People who feel uncomfortable about the terminal diagnosis of someone they know may well vacate themselves from the dying time either physically or emotionally or both. It is a sad but true statement. If, on the other hand, someone is able to tolerate their own feelings of fear, anxiety, inadequacy and grief alongside their love for that person, then the stage is set for them to support during this difficult time. I want to acknowledge how hard this can be at times.

What might that support look like? Well of course, it will involve practical jobs like taking someone to medical appointments, helping with medications, offering meals and drinks and at some point maybe personal care when needed. It might be that you strive to make life as normal and fun as it possibly can be. These things are all vital but probably the most important thing of all is to just be there, to show up and to stand alongside with love in your heart. I cannot emphasize how powerful that is. You didn't run away, turn away or shun the one who is dying rathermore you stand in solidarity in the face of the illness and you really see your loved one as themself. If relationships have been difficult in life, this can be challenging but also very rewarding and it can open the channels for a different relationship to be formed at the dying time. There can be healing within that period of time which can alleviate grief in the longer term too.
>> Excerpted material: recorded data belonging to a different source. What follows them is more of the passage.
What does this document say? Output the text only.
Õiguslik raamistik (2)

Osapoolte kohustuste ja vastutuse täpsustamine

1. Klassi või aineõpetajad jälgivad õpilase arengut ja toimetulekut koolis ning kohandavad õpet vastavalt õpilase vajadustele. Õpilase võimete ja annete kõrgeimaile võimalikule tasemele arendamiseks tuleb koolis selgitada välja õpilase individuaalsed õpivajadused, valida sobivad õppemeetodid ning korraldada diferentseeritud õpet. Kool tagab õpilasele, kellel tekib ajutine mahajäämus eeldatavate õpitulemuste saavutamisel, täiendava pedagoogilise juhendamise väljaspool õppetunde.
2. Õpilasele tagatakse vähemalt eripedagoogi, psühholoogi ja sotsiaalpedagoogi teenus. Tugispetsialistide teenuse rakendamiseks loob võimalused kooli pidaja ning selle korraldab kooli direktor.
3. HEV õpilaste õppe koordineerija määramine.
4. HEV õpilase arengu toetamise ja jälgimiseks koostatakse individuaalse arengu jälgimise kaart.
With love in your heart, with empathy, understanding and warmth you don't actually have to say anything (though of course, you might well do). This is what is called compassionate presence. It does not have to have words or actions because showing up is enough and it can be felt from long distances as well as close up. It emanates from the heart space and it is of invaluable comfort. So that is why, should words fail you, just showing up can be enough. Don't underestimate the power of your loving presence for those who are dying. It is truly a beautiful thing in the real sense of the word.